Die rechtliche Annahme von Fluchtgefahr als eine der von § 173 Abs 2 StPO genannten Gefahren kann im Grundrechtsbeschwerdeverfahren vom Obersten Gerichtshof nur dahin überprüft werden, ob sie aus den in der angefochtenen Entscheidung angeführten bestimmten Tatsachen (vgl § 174 Abs 3 Z 4 StPO; worunter das Gesetz die deutliche Bezeichnung der den Ausspruch über das Vorliegen entscheidender Tatsachen tragenden Gründe versteht) abgeleitet werden durfte, ohne dass die darin liegende Ermessensentscheidung als willkürlich angesehen werden müsste (RIS-Justiz RS0118185, RS0117806).

Die vom Oberlandesgericht in seiner (allein den Bezugspunkt der Grundrechtsbeschwerde bildenden) Entscheidung ins Treffen geführten Umstände des Ausspruchs einer mehrjährigen Freiheitsstrafe im Zusammenhalt mit dem im Strafverfahren ungeklärt gebliebenen Verbleib eines Geldbetrags von 1,2 Millionen Euro sowie dem Auslandsbezug des Angeklagten lassen einen willkürfreien Schluss auf Fluchtgefahr zu. Die Beschwerde setzt dem mit dem Hinweis auf seine soziale Integration in Österreich und die Verlobung mit einer Inländerin keine wesentlichen Argumente entgegen und vermag demgemäß keine Willkür der bekämpften Prognoseentscheidung aufzuzeigen.
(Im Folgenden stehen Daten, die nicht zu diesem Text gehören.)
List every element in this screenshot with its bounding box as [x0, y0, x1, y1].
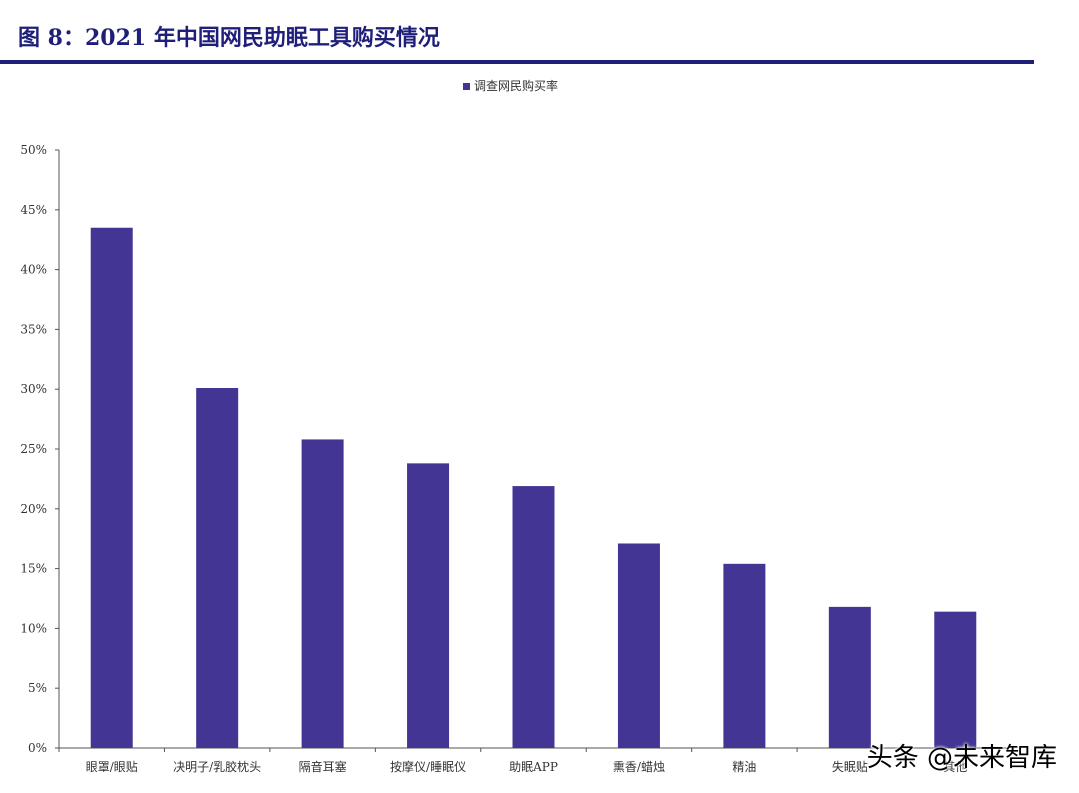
- bar-7: [723, 563, 766, 748]
- y-tick-label: 15%: [20, 562, 47, 576]
- x-category-label: 其他: [943, 760, 967, 774]
- bar-1: [90, 227, 133, 749]
- x-category-label: 决明子/乳胶枕头: [173, 759, 261, 774]
- y-tick-label: 0%: [28, 741, 47, 755]
- y-tick-label: 50%: [20, 143, 47, 157]
- watermark: 头条 @未来智库: [866, 743, 1057, 773]
- figure-title: 图 8：2021 年中国网民助眠工具购买情况: [18, 25, 440, 51]
- y-tick-label: 20%: [20, 502, 47, 516]
- bar-9: [934, 611, 977, 748]
- y-tick-label: 25%: [20, 442, 47, 456]
- bar-6: [617, 543, 660, 748]
- x-category-label: 眼罩/眼贴: [86, 760, 138, 774]
- bar-3: [301, 439, 344, 748]
- x-category-label: 熏香/蜡烛: [613, 760, 665, 774]
- legend-swatch: [463, 83, 470, 90]
- bar-4: [407, 463, 450, 748]
- x-category-label: 助眠APP: [509, 760, 558, 774]
- x-category-label: 失眠贴: [832, 759, 868, 774]
- x-category-label: 精油: [732, 760, 756, 774]
- bar-5: [512, 486, 555, 748]
- x-category-label: 隔音耳塞: [299, 759, 347, 774]
- x-category-label: 按摩仪/睡眠仪: [390, 759, 466, 774]
- y-tick-label: 10%: [20, 621, 47, 635]
- chart-bars: [90, 227, 977, 749]
- bar-8: [828, 606, 871, 748]
- chart-legend: 调查网民购买率: [463, 78, 558, 93]
- title-divider: [0, 60, 1034, 64]
- legend-label: 调查网民购买率: [474, 78, 558, 93]
- y-tick-label: 45%: [20, 203, 47, 217]
- y-tick-label: 40%: [20, 263, 47, 277]
- y-tick-label: 35%: [20, 322, 47, 336]
- y-tick-label: 5%: [28, 681, 47, 695]
- bar-2: [196, 388, 239, 748]
- y-tick-label: 30%: [20, 382, 47, 396]
- x-axis-labels: 眼罩/眼贴 决明子/乳胶枕头 隔音耳塞 按摩仪/睡眠仪 助眠APP 熏香/蜡烛 精油 失眠贴 其…: [86, 759, 968, 774]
Der Einwand einer Verletzung des Beschleunigungsgebots (§§ 9 Abs 2, 177 Abs 1 StPO), auch zum Zeitpunkt der Einbringung der Grundrechtsbeschwerde sei noch keine Ausfertigung des Urteils erfolgt, geht fehl, weil diese Tatsache zwar die Anordnung des § 270 Abs 1 StPO, nicht aber - mit Blick auf den Aktenumfang, die mehrere Fakten umfassende Anklageschrift, die Komplexität der Sache und den Umfang des (nunmehr vorliegenden) Urteils von etwa 70 Seiten - das Beschleunigungsgebot verletzt.

Der schlüssig begründeten Ablehnung der Substituierbarkeit der Untersuchungshaft durch gelindere Mittel seitens des Oberlandesgerichts stellt die Grundrechtsbeschwerde im Wesentlichen bloß den Gesetzeswortlaut des § 173 Abs 5 StPO gegenüber, sodass auch diese Entscheidung des Beschwerdegerichts nicht zu beanstanden ist. Roland W***** wurde demnach im Grundrecht auf persönliche Freiheit nicht verletzt, weshalb die Grundrechtsbeschwerde ohne Kostenausspruch (§ 8 GRBG) abzuweisen war.